Imagining the Mulatta: Blackness in U.S. and Brazilian MediaPosted in Books, Brazil, Caribbean/Latin America, Communications/Media Studies, Media Archive, Monographs, United States, Women on 2020-05-26 20:26Z by Steven |
Imagining the Mulatta: Blackness in U.S. and Brazilian Media
University of Illinois Press
May 2020
288 pages
9 color photographs
6 x 9 in.
Cloth ISBN: 978-0-252-04328-4
Paper ISBN: 978-0-252-08520-8
Jasmine Mitchell, Assistant Professor of American Studies and Media Studies
State University of New York, Old Westbury
Mixed-race women and popular culture in Brazil and the United States
Brazil markets itself as a racially mixed utopia. The United States prefers the term melting pot. Both nations have long used the image of the mulatta to push skewed cultural narratives. Highlighting the prevalence of mixed race women of African and European descent, the two countries claim to have perfected racial representation—all the while ignoring the racialization, hypersexualization, and white supremacy that the mulatta narrative creates.

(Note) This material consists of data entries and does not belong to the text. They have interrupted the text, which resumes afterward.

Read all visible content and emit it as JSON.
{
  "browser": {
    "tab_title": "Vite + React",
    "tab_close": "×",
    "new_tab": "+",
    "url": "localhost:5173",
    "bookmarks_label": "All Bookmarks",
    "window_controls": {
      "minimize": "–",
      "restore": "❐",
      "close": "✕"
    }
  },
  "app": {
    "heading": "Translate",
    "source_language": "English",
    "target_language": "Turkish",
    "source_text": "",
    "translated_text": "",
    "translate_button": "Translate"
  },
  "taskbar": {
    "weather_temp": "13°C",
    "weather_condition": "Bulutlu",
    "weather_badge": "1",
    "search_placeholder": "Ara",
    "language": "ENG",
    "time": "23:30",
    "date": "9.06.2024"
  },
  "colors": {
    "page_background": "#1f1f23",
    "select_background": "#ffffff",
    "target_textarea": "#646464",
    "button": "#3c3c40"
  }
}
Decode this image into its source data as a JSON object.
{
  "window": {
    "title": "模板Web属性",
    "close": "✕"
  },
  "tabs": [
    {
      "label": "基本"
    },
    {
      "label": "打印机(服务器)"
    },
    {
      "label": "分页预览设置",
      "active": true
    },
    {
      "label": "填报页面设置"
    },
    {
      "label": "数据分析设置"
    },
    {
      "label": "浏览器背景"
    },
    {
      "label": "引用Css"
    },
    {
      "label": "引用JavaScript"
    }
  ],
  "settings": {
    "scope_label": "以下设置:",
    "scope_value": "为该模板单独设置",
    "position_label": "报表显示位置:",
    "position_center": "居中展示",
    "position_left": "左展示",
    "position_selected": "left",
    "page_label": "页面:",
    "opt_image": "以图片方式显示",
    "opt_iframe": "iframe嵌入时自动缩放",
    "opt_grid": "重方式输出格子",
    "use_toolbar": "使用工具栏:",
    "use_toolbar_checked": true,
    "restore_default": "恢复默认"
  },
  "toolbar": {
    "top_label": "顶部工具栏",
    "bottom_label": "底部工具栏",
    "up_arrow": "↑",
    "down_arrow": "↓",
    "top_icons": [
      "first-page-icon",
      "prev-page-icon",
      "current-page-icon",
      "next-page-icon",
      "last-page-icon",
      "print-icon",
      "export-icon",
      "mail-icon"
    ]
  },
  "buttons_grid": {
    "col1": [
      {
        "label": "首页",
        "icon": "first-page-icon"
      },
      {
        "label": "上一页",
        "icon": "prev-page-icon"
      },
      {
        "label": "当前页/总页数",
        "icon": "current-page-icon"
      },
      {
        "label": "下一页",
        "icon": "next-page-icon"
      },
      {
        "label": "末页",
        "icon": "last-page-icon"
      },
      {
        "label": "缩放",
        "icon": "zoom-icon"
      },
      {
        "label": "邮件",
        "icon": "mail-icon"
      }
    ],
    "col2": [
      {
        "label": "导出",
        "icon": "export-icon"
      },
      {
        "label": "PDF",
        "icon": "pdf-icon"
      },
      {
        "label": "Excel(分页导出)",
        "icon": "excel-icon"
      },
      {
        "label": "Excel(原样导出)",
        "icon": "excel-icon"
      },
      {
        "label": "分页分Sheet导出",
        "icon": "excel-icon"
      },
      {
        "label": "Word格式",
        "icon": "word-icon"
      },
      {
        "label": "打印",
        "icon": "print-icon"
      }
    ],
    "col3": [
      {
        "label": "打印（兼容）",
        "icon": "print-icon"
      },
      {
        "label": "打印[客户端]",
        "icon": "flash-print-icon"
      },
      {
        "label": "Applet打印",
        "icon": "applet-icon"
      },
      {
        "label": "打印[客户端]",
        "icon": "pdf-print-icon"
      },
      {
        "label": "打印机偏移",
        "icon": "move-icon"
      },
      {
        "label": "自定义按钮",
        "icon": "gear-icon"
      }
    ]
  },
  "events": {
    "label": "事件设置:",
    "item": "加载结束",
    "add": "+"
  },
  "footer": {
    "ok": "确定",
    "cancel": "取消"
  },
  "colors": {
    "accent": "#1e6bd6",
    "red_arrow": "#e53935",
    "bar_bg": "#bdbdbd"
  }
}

Jasmine Mitchell investigates the development and exploitation of the mulatta figure in Brazilian and U.S. popular culture. Drawing on a wide range of case studies, she analyzes policy debates and reveals the use of mixed-Black female celebrities as subjects of racial and gendered discussions. Mitchell also unveils the ways the media moralizes about the mulatta figure and uses her as an example of an “acceptable” version of blackness that at once dreams of erasing undesirable blackness while maintaining the qualities that serve as outlets for interracial desire.